Graduates frequently choose majors in fields where the supply of graduates and seasoned professionals is dramatically higher than the demand for qualified applicants. This is what you are striving to avoid by doing your research. Fortunately, a branch of the government called the Bureau of Labor Statistics does detailed research in most fields to assess current trends and project future Employment Outlook. Here’s what you should know:
What Type of Growth is Projected?
The Occupational Outlook Handbook published by the Bureau of Labor Statistics is a detailed source of information for job seekers or for individuals who just want to review career information and data. In one area of the handbook, the BLS includes a section on Job Outlook for a 10-year period. The projection is calculated by analytics professionals at BLS.
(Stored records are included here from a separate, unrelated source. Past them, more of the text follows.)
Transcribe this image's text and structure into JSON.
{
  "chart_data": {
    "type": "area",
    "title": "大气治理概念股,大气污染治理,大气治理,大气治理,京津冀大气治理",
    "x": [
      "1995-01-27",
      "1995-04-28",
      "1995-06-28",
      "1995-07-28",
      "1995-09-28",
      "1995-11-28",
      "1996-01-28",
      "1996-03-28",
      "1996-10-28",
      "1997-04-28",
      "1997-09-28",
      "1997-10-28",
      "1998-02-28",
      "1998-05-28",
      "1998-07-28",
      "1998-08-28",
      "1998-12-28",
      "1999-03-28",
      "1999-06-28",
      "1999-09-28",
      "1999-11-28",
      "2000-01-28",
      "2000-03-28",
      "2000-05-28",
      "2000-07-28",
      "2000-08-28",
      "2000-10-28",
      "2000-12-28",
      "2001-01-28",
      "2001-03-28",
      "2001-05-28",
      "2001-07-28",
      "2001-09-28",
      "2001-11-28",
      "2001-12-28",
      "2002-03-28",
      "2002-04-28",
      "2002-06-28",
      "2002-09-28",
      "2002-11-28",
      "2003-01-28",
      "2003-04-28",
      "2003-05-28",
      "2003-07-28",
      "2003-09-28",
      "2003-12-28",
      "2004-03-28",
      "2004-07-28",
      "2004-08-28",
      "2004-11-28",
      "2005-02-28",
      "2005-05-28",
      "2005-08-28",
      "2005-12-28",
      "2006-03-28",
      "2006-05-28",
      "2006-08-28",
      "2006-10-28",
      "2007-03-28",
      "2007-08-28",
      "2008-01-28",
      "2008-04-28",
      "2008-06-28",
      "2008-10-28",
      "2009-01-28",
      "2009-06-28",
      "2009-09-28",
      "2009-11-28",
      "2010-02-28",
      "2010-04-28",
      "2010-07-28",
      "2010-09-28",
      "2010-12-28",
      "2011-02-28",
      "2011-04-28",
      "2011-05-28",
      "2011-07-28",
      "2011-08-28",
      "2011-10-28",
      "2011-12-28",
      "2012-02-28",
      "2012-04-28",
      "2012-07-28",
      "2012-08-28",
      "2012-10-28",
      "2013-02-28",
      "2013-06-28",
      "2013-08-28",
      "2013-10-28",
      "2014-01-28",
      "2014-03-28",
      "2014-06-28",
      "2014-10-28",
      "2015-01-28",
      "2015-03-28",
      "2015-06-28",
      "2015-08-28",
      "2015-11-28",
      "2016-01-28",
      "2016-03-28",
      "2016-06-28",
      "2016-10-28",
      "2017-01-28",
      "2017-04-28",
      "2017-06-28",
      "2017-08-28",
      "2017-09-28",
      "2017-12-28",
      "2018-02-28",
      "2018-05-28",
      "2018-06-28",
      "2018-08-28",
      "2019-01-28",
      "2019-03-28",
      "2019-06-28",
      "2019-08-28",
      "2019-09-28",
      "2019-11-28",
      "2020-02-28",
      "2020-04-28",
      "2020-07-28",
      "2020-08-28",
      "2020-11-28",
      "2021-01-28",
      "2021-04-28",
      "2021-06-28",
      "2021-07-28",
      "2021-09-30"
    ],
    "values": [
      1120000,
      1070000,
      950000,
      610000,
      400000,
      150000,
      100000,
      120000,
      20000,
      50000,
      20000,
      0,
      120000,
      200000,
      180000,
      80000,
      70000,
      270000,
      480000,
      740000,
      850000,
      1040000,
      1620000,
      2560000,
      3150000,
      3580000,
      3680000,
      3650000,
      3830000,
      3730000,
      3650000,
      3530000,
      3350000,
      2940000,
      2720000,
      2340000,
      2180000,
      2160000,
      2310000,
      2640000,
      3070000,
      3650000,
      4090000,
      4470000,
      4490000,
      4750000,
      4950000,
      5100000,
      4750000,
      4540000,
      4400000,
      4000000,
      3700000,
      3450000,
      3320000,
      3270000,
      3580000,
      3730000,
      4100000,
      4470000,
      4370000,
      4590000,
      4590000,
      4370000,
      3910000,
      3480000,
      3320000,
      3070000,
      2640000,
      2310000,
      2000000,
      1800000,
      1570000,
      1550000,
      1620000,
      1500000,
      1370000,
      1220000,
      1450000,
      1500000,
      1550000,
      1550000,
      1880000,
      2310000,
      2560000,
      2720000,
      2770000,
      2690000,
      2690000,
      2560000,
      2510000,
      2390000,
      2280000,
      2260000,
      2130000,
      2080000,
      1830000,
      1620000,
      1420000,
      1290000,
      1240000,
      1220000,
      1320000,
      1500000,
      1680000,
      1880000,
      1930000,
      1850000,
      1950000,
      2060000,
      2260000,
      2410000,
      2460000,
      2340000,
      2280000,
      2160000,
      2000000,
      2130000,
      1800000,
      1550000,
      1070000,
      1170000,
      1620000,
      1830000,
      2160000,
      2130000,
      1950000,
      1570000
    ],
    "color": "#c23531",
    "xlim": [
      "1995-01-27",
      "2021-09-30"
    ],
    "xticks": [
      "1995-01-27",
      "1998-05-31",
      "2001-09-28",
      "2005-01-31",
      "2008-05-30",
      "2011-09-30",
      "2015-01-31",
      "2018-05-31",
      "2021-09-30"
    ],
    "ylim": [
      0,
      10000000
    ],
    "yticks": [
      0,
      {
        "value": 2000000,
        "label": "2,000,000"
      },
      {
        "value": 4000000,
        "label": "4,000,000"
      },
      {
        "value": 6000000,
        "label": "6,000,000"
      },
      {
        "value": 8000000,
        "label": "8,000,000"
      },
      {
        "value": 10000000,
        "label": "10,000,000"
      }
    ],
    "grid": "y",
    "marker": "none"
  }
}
According to the data compiled, it is projected that Human Resource Management will grow by 9 percent between the years 2016 and 2026. This means that there will be an estimated 12,300 new positions created over a decade. Since overall outlook for all industries is only projected to grow by 7 percent, the outlook for HR professionals is positive.
Outlook is Very Dependent on Industry and Location
One of the interesting things about the research that is conducted by the BLS is that it can be misleading because it is an average at a national level. Many would assume that the hopes for landing a job for prospective managers are positive, however, employment growth in HR especially is very dependent on the industry that you work in and then also the region that you are planning to live and work in.
Anyone who is seeking a position in Human Resources management must consider whether or not corporate offices are commonly found in their region. Smaller companies may have in-house managers onsite as opposed to in a large office, but larger companies employ these HR professionals in their headquarters. You will need to look at geographic outlook to really get a feel for what your prospects are.
Which Regions Have the Highest Demand for HR Professionals
The demand by state or city is a bit more difficult to research primarily because it is so targeted. The Bureau of Labor Statistics will also request statewide information to establish geographic profiles that citizens can use. If you would like to relocate to an area where the need for human resource professionals is high, here is the BLS list of the areas with the highest employment levels:
- New York – Jersey City
- Chicago – Arlington Heights
- Los Angeles – Long Beach – Glendale
- Atlanta – Sandy Springs
- Washington – Arlington
- Minneapolis – St. Paul
- Boston – Cambridge
- Seattle – Everett
The BLS estimates that there will be an estimated 148,400 HR managers by the end of 2026. Some of these will be new graduates and others will be on the verge of retirement. Since many managers today are nearing retirement, it’s said that many more positions will open up in the near future. This is the best time to be studying for a degree majoring in Human Resources Management.